Bis zu 120 000 Kunden warten auf ihre Anschlüsse

Telekom-Software sorgt für DSL-Chaos

VonThomas Nonnast (Handelsblatt)

Wegen massiver Softwareprobleme bei der Deutschen Telekom warten bis zu 120 000 Kunden auf ihre teilweise schon vor Monaten bestellten DSL-Anschlüsse. Betroffen sind ausschließlich Kunden, die Wiederverkäufer der Telekom wie 1 & 1, Freenet oder Arcor mit dem DSL-Anschluss beauftragt haben.

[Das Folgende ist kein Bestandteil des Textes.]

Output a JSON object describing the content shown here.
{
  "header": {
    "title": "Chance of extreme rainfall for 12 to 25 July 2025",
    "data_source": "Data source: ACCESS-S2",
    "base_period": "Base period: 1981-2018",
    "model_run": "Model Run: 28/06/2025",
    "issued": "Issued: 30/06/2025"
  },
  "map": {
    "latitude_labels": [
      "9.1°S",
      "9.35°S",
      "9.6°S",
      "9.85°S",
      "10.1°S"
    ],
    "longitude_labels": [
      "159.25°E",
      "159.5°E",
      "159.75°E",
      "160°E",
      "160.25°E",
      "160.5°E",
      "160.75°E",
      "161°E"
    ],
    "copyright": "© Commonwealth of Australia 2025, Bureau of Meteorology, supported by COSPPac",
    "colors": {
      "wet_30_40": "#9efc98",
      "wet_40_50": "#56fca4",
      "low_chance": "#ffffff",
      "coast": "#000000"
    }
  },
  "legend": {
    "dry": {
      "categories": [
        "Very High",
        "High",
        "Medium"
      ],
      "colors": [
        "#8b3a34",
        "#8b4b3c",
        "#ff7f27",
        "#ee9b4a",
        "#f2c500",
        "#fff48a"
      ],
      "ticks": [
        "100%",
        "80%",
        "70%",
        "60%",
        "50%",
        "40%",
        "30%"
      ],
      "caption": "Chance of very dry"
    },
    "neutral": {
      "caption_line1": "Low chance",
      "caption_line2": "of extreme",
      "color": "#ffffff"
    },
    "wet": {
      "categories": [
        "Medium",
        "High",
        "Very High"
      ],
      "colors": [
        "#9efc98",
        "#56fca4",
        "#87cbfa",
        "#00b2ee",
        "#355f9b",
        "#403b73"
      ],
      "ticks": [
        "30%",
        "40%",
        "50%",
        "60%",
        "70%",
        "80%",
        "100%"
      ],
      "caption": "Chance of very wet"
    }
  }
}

Auch United Internet will nun eigene schnelle Internet-Anschlüsse anbieten. Foto: dpa

Auch United Internet will nun eigene schnelle Internet-Anschlüsse anbieten. Foto: dpa

HB FRANKFURT. „Rund 50 000 DSL-Bestellungen sind allein von uns in den EDV-Systemen der Telekom hängen geblieben. Sie können nicht weiter bearbeitet werden“, sagt Ralph Dommermuth, Vorstandschef der United Internet AG (1 & 1, GMX). Und täglich werden es mehr. Auf Grund der chaotischen Abwicklung der DSL-Resale- Aufträge bei der Telekom zieht er nun Konsequenzen: „Wir werden in Kürze mit dem Aufbau einer eigenen DSL-Infrastruktur in Ballungszentren beginnen“, kündigte Dommermuth gegenüber dem Handelsblatt an. Die Investitionssumme dafür wird anfangs bei 30 bis 50 Mill. Euro liegen.

Mit rund einer Million DSL-Kunden habe United Internet die „notwendige Größe“, so Dommermuth. Wieviel Umsatz Telekom dadurch verliert, ist schwer abschätzbar. In diesem Jahr wird United Internet rund 150 Mill. Euro für die Nutzung von Netzinfrastruktur an die Telekom überweisen.

Auch bei anderen Telekom-Wettbewerbern wächst der Frust: „Wir werden seit Wochen vertröstet, weil die Telekom nicht in der Lage ist, ihre vertraglichen Verpflichtungen einzuhalten“, schimpft Freenet-Chef Eckhard Spoerr. Im Call-Center der Hamburger sei die Zahl der Anrufe auf bis zu 100 000 täglich angewachsen. Den Kunden sei aber nur schwer zu erklären, dass die Ursache für die Verzögerung bei der Telekom liege. „Das Resale der Telekom-Anschlüsse läuft auf eine systematische Rufschädigung des Wettbewerbs im Markt hinaus“, befürchtet Spoerr.